Stansted Airport: BAA and communities to work together on noise issues
PUBLISHED: 17:55 28 July 2010
ISSUES with noisy aircraft blasting over the top of villages came to a head last Friday when over 200 people packed into Hatfield Heath village hall to air their grievances.
In the hot seat was Stansted Airport’s head of environment Dr Andy Jefferson. He was met with some angry questions about flight paths and Asia-bound jumbo jets swooping over rooftops at night.
Pensioner Albert Neilson attacked the airport chief after it emerged that on average every three months engine noise drowns out village life for three entire days.
He said: “That is three days of our lives gone in three months, how many more days are we going to lose?
“It’s all about profits for BAA – we were promised no flights at night. They need to put the goalposts back to where they were and stick to that promise.”
Dr Jefferson said airport owners BAA are eager to work alongside residents and get a better deal for them regarding flights paths.
He told them to lobby the Civil Aviation Authority in the hope of getting alternative flight paths approved.
Dr Jefferson said: “We are aiming to trail new waypoints with one of the airlines – this will mean that aircraft will travel between Hatfield Heath and Hatfield Broad Oak rather then directly over them.
“It will reduce noise for some residents, but in order to do that for all airlines the CAA has to formally adopt those points.”
As a result parish councillors, the Stop Stansted Expansion Group, and BAA will be teaming up with Uttlesford MP Sir Alan Haselhurst to form a lobbying taskforce.
After the three month trial, which is due to start in August, data will be gathered and presented to the CAA.

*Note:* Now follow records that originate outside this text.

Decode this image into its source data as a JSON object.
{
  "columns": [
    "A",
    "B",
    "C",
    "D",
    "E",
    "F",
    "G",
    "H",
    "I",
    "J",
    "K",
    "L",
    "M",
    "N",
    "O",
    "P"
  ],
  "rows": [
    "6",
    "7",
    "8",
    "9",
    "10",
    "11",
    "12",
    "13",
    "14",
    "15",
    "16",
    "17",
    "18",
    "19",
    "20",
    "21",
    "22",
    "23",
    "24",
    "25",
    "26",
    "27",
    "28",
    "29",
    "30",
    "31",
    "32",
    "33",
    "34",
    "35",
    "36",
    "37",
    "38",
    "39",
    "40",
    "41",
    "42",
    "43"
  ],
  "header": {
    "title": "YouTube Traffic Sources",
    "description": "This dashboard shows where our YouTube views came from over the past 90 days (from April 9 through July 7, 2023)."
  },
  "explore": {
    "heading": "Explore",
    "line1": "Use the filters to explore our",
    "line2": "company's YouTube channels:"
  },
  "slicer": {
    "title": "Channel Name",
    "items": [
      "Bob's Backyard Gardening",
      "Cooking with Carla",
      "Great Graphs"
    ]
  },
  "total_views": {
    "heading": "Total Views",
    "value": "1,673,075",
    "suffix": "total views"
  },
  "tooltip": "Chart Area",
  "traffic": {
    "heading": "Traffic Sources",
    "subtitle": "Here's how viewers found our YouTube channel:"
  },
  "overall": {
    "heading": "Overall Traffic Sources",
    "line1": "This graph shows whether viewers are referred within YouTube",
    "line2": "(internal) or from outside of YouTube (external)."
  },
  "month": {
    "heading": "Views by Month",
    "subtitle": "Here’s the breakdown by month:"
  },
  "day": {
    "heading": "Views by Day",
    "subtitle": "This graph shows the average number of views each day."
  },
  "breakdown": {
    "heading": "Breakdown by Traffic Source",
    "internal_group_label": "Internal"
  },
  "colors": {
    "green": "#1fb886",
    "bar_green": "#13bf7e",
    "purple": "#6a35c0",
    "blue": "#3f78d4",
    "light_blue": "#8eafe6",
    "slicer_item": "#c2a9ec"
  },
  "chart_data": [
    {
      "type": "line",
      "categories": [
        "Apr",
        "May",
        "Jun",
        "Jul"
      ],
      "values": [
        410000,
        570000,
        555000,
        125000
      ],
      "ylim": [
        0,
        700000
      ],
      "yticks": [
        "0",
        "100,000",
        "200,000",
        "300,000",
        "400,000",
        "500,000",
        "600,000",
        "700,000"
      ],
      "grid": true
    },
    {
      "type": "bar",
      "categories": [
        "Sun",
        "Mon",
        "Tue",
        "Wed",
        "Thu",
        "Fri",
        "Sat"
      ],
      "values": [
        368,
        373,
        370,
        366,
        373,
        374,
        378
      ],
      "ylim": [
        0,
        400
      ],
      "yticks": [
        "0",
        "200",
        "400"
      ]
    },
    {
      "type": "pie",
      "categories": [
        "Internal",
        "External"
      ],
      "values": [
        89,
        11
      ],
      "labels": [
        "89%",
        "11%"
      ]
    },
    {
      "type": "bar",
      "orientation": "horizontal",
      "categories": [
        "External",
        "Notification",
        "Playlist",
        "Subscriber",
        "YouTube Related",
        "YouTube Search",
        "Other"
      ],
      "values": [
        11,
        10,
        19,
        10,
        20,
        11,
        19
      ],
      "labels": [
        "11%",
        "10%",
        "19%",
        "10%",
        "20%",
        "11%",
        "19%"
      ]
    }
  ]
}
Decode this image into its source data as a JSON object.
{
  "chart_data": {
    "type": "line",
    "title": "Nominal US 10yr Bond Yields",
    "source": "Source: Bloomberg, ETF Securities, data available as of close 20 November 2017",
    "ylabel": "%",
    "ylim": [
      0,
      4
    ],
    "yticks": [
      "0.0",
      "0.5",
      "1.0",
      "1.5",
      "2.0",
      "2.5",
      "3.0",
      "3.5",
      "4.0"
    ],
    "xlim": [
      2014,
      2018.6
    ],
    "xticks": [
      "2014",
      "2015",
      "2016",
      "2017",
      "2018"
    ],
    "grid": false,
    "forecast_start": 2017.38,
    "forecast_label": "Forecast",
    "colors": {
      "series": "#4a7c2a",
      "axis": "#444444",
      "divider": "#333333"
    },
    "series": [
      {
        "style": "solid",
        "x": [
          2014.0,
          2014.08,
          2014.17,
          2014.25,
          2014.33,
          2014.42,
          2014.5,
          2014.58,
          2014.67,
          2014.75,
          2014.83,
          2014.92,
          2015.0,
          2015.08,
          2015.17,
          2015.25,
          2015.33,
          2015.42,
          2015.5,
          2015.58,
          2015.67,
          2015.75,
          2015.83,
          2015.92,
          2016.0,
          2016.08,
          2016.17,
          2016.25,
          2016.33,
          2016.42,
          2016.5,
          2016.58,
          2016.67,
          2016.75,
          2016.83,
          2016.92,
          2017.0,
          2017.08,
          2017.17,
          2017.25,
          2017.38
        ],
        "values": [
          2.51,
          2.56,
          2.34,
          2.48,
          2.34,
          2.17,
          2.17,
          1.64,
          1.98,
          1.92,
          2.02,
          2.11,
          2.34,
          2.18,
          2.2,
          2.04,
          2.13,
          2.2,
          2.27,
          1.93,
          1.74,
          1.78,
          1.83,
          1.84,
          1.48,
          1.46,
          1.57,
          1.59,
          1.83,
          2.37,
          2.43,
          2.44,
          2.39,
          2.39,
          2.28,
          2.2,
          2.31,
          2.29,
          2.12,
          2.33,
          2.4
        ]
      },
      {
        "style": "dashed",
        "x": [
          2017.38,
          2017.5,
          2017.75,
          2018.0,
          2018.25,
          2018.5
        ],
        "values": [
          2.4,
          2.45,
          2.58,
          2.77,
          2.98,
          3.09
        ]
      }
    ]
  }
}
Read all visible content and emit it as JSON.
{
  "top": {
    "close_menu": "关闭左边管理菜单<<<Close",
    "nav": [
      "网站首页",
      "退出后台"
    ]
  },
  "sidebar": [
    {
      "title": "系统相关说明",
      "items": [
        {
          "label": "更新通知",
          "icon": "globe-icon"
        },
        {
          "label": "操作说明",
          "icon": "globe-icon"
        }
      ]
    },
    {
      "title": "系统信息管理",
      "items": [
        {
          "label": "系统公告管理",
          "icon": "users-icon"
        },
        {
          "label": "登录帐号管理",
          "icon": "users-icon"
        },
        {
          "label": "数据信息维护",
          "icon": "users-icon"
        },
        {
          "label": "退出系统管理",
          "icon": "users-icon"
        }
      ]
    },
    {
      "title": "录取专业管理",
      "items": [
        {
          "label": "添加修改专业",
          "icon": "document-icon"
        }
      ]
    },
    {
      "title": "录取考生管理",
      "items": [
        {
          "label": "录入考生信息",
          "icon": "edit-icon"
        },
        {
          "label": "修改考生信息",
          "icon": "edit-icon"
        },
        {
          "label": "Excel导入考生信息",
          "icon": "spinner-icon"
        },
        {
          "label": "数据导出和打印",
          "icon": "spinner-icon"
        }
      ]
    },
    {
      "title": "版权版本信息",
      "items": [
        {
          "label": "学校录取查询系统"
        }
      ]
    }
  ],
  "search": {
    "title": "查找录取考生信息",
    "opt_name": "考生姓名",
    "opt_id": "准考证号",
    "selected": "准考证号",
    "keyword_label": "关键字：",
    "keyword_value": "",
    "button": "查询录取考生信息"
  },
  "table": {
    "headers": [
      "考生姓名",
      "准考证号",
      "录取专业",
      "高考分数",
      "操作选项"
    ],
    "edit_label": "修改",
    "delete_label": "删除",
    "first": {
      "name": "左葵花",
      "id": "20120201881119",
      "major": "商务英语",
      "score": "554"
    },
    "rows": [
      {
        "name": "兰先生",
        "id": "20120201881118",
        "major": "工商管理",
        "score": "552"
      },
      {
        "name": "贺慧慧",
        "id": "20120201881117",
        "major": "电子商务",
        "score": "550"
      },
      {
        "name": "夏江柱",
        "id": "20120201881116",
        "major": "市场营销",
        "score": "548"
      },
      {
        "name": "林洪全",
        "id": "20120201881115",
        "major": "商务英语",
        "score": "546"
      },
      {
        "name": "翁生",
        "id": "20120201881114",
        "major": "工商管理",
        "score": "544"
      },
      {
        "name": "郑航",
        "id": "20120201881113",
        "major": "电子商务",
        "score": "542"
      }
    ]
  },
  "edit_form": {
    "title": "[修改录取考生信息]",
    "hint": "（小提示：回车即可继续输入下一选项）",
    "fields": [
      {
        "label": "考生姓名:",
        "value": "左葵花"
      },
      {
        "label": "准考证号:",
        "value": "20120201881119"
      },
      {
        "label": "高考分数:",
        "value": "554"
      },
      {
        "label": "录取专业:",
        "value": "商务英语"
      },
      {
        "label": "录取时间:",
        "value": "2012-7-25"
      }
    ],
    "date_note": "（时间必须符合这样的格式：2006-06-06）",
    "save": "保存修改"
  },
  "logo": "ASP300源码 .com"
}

BAA is also looking to increase its fines for aircraft companies that don’t obey height and direction rules. Currently Air Asia X and Ryanair are the biggest culprits – but are only fined £1000 or £500 for each contravention.
Dr Jefferson said: “We want an increase to make give the fines far more weight.”
SEE economics advisor Brain Ross welcomed BAA’s effort to engage with the community and said that there were “grounds for optimism.”
He added: “Noise fines should be increased ten-fold to make them a deterrent. If planes were actually at the 4000ft point they should be, people would be a lot happier. We also need to find a common position with BAA and aim to reduce night flying.”